Quite often there may be cases where specialized software is being used in various parts of a given application workflow. These applications may not be readily available in the AWS Cloud platform and may be critical to the success of the migration itself. In such cases, steps need to be undertaken to build or install these applications in the Cloud environment. 

To highlight this, the team encountered the case of Geospatial Data Abstraction Library (GDAL) which is a free and open-source translator library for raster and geospatial data formats. One of the challenges transitioning from on-premises to AWS is that there was not a readily packaged GDAL available for the Amazon Linux 2023, which is the client approved operating systems for virtual machines in the AWS Cloud. To tackle this challenge, the team built and packaged a specialized version of GDAL that was required by Vizlab to generate the requisite MRF formatted files with LERC compression for ingestion into ArcGIS. 

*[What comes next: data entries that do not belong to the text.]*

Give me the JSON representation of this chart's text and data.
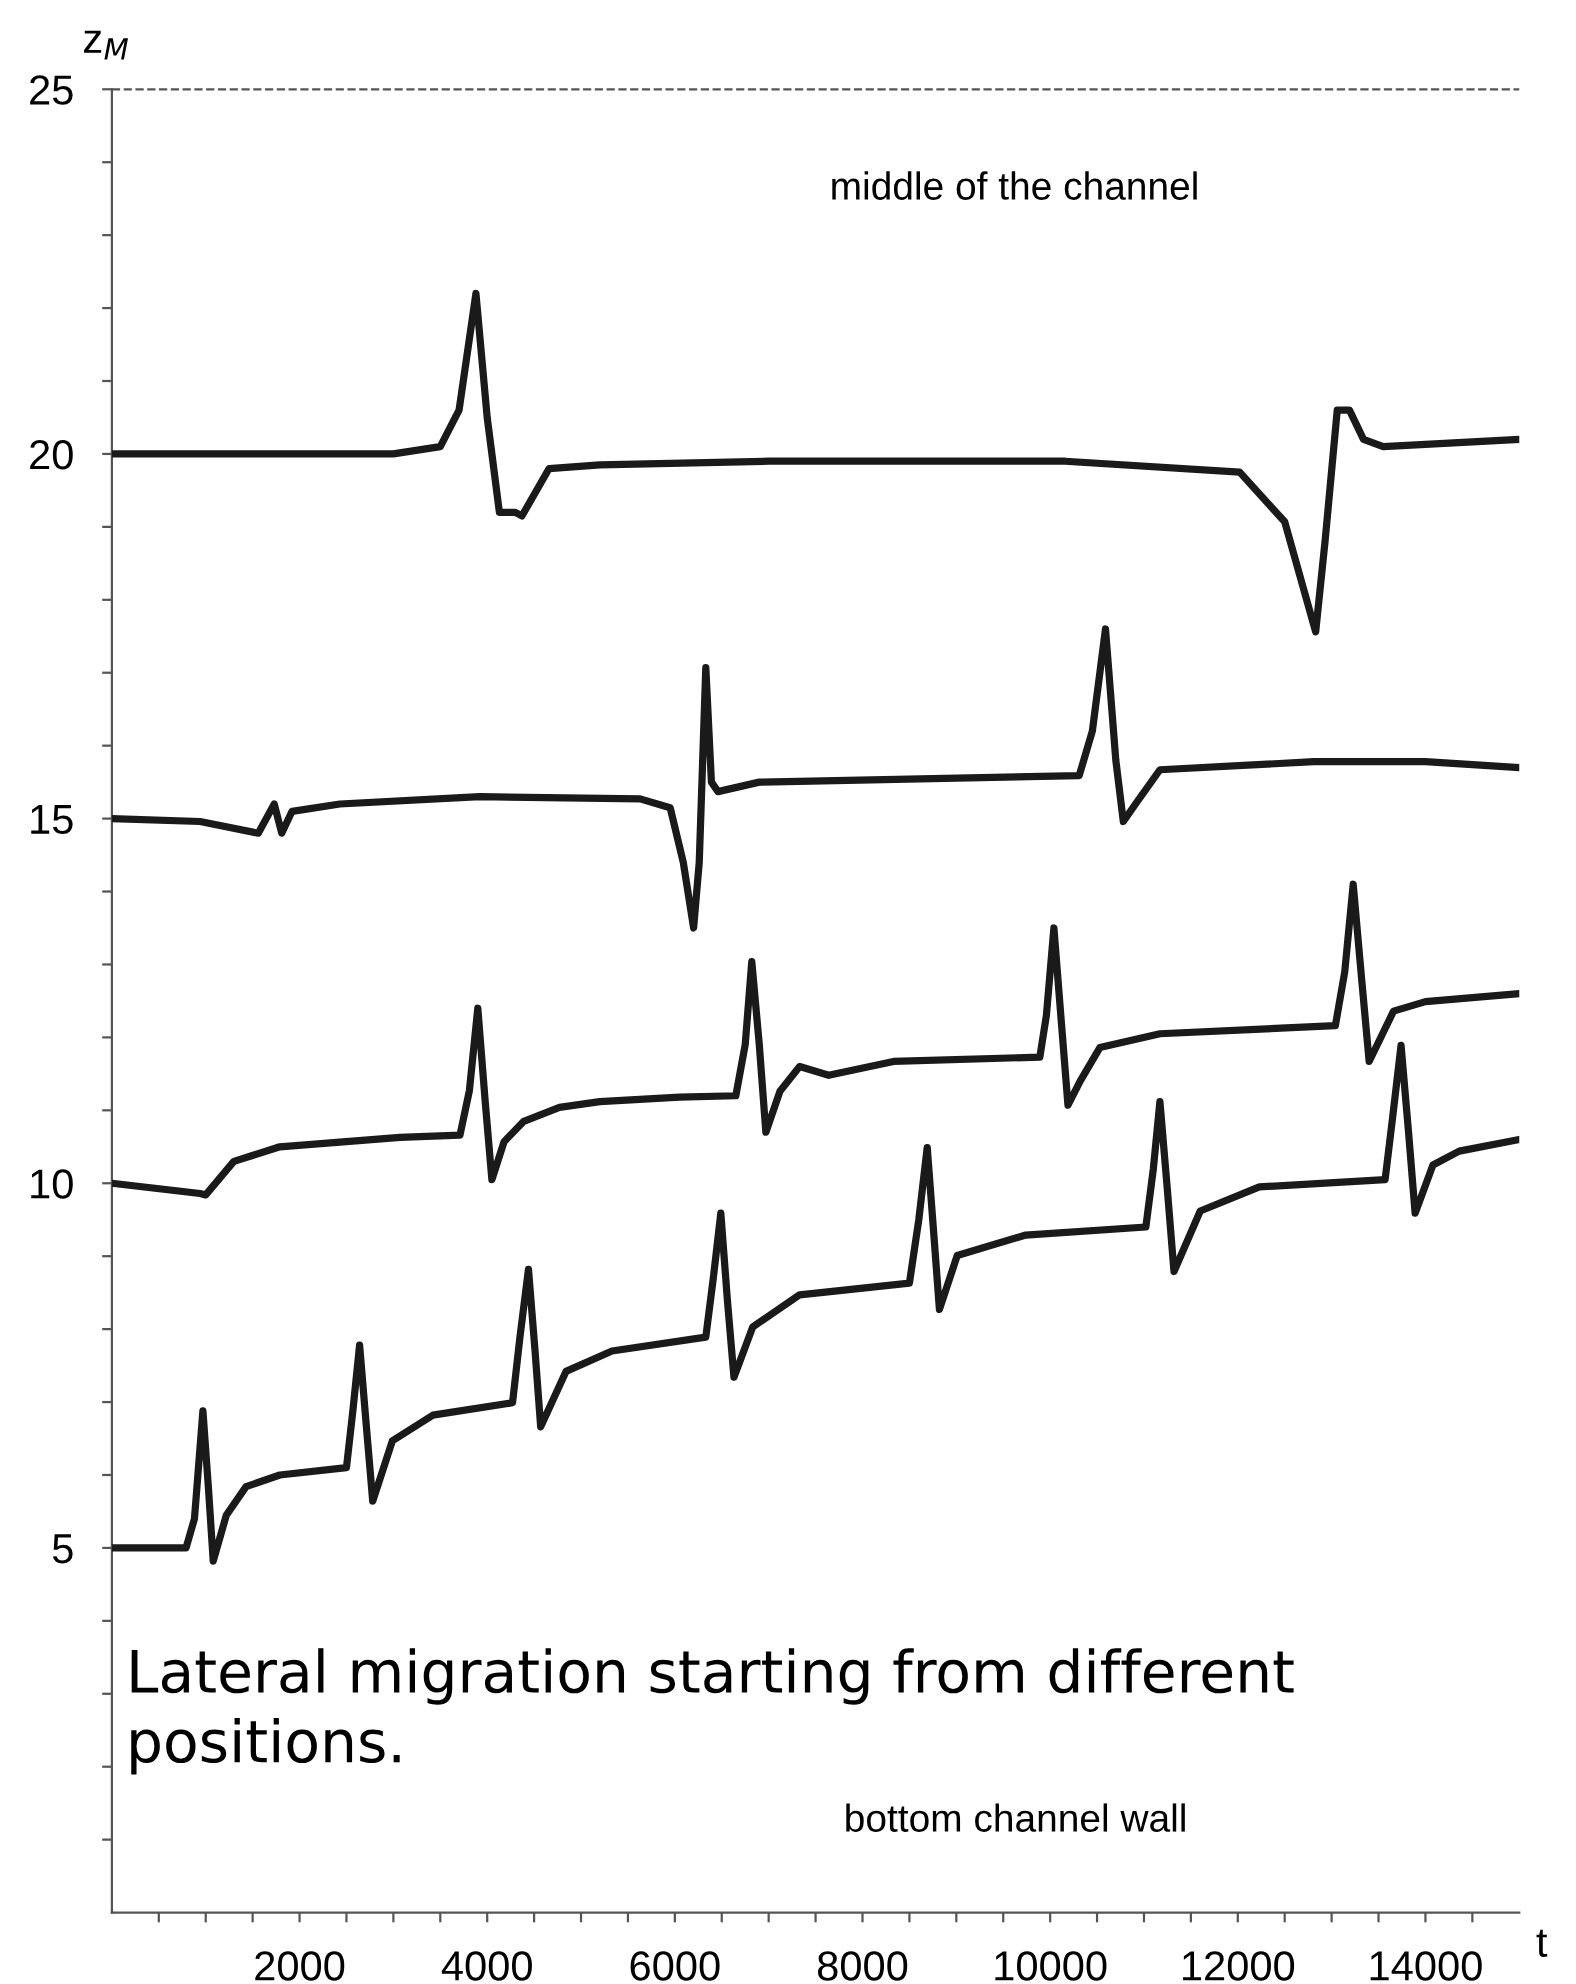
{
  "chart_data": {
    "type": "line",
    "xlabel": "t",
    "ylabel": "z$_{M}$",
    "xlim": [
      0,
      15000
    ],
    "ylim": [
      0,
      25
    ],
    "xticks": [
      {
        "value": 500,
        "label": null
      },
      {
        "value": 1000,
        "label": null
      },
      {
        "value": 1500,
        "label": null
      },
      2000,
      {
        "value": 2500,
        "label": null
      },
      {
        "value": 3000,
        "label": null
      },
      {
        "value": 3500,
        "label": null
      },
      4000,
      {
        "value": 4500,
        "label": null
      },
      {
        "value": 5000,
        "label": null
      },
      {
        "value": 5500,
        "label": null
      },
      6000,
      {
        "value": 6500,
        "label": null
      },
      {
        "value": 7000,
        "label": null
      },
      {
        "value": 7500,
        "label": null
      },
      8000,
      {
        "value": 8500,
        "label": null
      },
      {
        "value": 9000,
        "label": null
      },
      {
        "value": 9500,
        "label": null
      },
      10000,
      {
        "value": 10500,
        "label": null
      },
      {
        "value": 11000,
        "label": null
      },
      {
        "value": 11500,
        "label": null
      },
      12000,
      {
        "value": 12500,
        "label": null
      },
      {
        "value": 13000,
        "label": null
      },
      {
        "value": 13500,
        "label": null
      },
      14000,
      {
        "value": 14500,
        "label": null
      }
    ],
    "yticks": [
      {
        "value": 1,
        "label": null
      },
      {
        "value": 2,
        "label": null
      },
      {
        "value": 3,
        "label": null
      },
      {
        "value": 4,
        "label": null
      },
      5,
      {
        "value": 6,
        "label": null
      },
      {
        "value": 7,
        "label": null
      },
      {
        "value": 8,
        "label": null
      },
      {
        "value": 9,
        "label": null
      },
      10,
      {
        "value": 11,
        "label": null
      },
      {
        "value": 12,
        "label": null
      },
      {
        "value": 13,
        "label": null
      },
      {
        "value": 14,
        "label": null
      },
      15,
      {
        "value": 16,
        "label": null
      },
      {
        "value": 17,
        "label": null
      },
      {
        "value": 18,
        "label": null
      },
      {
        "value": 19,
        "label": null
      },
      20,
      {
        "value": 21,
        "label": null
      },
      {
        "value": 22,
        "label": null
      },
      {
        "value": 23,
        "label": null
      },
      {
        "value": 24,
        "label": null
      },
      25
    ],
    "grid": false,
    "legend": false,
    "marker": "none",
    "line_style": "solid",
    "ref_lines": [
      {
        "axis": "y",
        "value": 25,
        "color": "#555555",
        "line_style": "dashed"
      }
    ],
    "annotations": [
      "middle of the channel",
      "bottom channel wall",
      "Lateral migration starting from different positions."
    ],
    "series": [
      {
        "color": "#1a1a1a",
        "x": [
          0,
          3000,
          3500,
          3700,
          3880,
          4000,
          4130,
          4300,
          4370,
          4660,
          5200,
          7000,
          10160,
          12020,
          12500,
          12830,
          12930,
          13060,
          13190,
          13340,
          13550,
          15000
        ],
        "values": [
          20,
          20,
          20.1,
          20.6,
          22.2,
          20.5,
          19.2,
          19.2,
          19.15,
          19.8,
          19.85,
          19.9,
          19.9,
          19.75,
          19.07,
          17.56,
          18.8,
          20.6,
          20.6,
          20.2,
          20.1,
          20.2
        ]
      },
      {
        "color": "#1a1a1a",
        "x": [
          0,
          940,
          1560,
          1730,
          1810,
          1920,
          2430,
          3920,
          5630,
          5950,
          6090,
          6200,
          6260,
          6330,
          6390,
          6460,
          6900,
          10310,
          10450,
          10590,
          10700,
          10780,
          10910,
          11170,
          12810,
          14000,
          15000
        ],
        "values": [
          15,
          14.96,
          14.8,
          15.2,
          14.8,
          15.1,
          15.2,
          15.3,
          15.27,
          15.15,
          14.4,
          13.5,
          14.4,
          17.07,
          15.5,
          15.37,
          15.5,
          15.59,
          16.2,
          17.6,
          15.8,
          14.96,
          15.2,
          15.67,
          15.78,
          15.78,
          15.7
        ]
      },
      {
        "color": "#1a1a1a",
        "x": [
          0,
          940,
          1000,
          1300,
          1790,
          3070,
          3710,
          3810,
          3900,
          3980,
          4050,
          4180,
          4390,
          4770,
          5200,
          6050,
          6650,
          6750,
          6820,
          6900,
          6970,
          7120,
          7330,
          7640,
          8330,
          9890,
          9960,
          10040,
          10120,
          10190,
          10320,
          10530,
          11170,
          13040,
          13140,
          13230,
          13320,
          13400,
          13660,
          14000,
          15000
        ],
        "values": [
          10,
          9.86,
          9.84,
          10.3,
          10.5,
          10.63,
          10.66,
          11.27,
          12.4,
          11.1,
          10.05,
          10.57,
          10.85,
          11.04,
          11.12,
          11.18,
          11.2,
          11.9,
          13.04,
          11.9,
          10.7,
          11.26,
          11.6,
          11.48,
          11.67,
          11.73,
          12.3,
          13.5,
          12.2,
          11.07,
          11.4,
          11.86,
          12.05,
          12.16,
          12.9,
          14.1,
          12.8,
          11.67,
          12.36,
          12.49,
          12.6
        ]
      },
      {
        "color": "#1a1a1a",
        "x": [
          0,
          790,
          880,
          970,
          1030,
          1080,
          1220,
          1430,
          1790,
          2500,
          2570,
          2640,
          2710,
          2780,
          2990,
          3420,
          4270,
          4350,
          4440,
          4510,
          4570,
          4840,
          5330,
          6330,
          6410,
          6490,
          6560,
          6630,
          6830,
          7330,
          8500,
          8600,
          8690,
          8760,
          8820,
          9010,
          9740,
          11020,
          11100,
          11170,
          11250,
          11320,
          11600,
          12230,
          13570,
          13650,
          13740,
          13820,
          13890,
          14080,
          14360,
          15000
        ],
        "values": [
          5,
          5,
          5.4,
          6.88,
          5.8,
          4.82,
          5.45,
          5.84,
          6.0,
          6.1,
          6.9,
          7.78,
          6.7,
          5.64,
          6.47,
          6.82,
          6.99,
          7.9,
          8.82,
          7.7,
          6.66,
          7.42,
          7.7,
          7.89,
          8.7,
          9.59,
          8.4,
          7.34,
          8.03,
          8.47,
          8.63,
          9.5,
          10.49,
          9.3,
          8.27,
          9.01,
          9.29,
          9.4,
          10.2,
          11.12,
          9.9,
          8.79,
          9.62,
          9.95,
          10.05,
          10.9,
          11.89,
          10.7,
          9.59,
          10.25,
          10.44,
          10.6
        ]
      }
    ]
  }
}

As part of this process, GDAL was packaged for easier installation and distribution as new hosts are provisioned in AWS. The version of GDAL was built was demonstrated to create MRF files with LERC compression faster and smaller files. Our in-depth understanding of how image processing works in ArcGIS, what optimizations are required for the migration to the AWS Cloud and what precursory steps were essential to ensure success. A key consideration for this build was to understand the specific file transformation requirements from the Vizlab development team and customizing a build to suit their specific needs. 

MRF or Meta Raster Format with LERC compression is a cloud optimized file format that is recommended by ArcGIS. Geographic Data Abstraction Library (GDAL) is a translator library for vector and raster geospatial data formats. 

5. Summary

GIS Migration to cloud is a mammoth undertaking and requires extensive understanding of environment, data flows, stakeholder needs, and visualization requirements. Our Cloud COE supports such complex undertakings and delivers robust cloud architecture using Cloud-First principles, zero trust practices and long-term maintainability. In addition to our support on VizLab our broad cloud work in NOAA has facilitated development of NESDIS Common Cloud Framework (NCCF) that provides a Cloud agnostic common enterprise architecture to empower environmental science and weather business functions through secure infrastructure instrumentation. Within NOAA/NESDIS/NCEI our team has enabled scalability and resilience of data archive infrastructure to ensure secure sharing and seamless data availability for environment research.  

Alpha Omega’s Cloud Center of Excellence (CoE) was incubated with Cloud Engineering patterns, practices, and techniques gathered from NOAA experience. We have been an integral partner in NOAA’s journey to cloud modernization since 2018 with strong support from public cloud providers, especially AWS.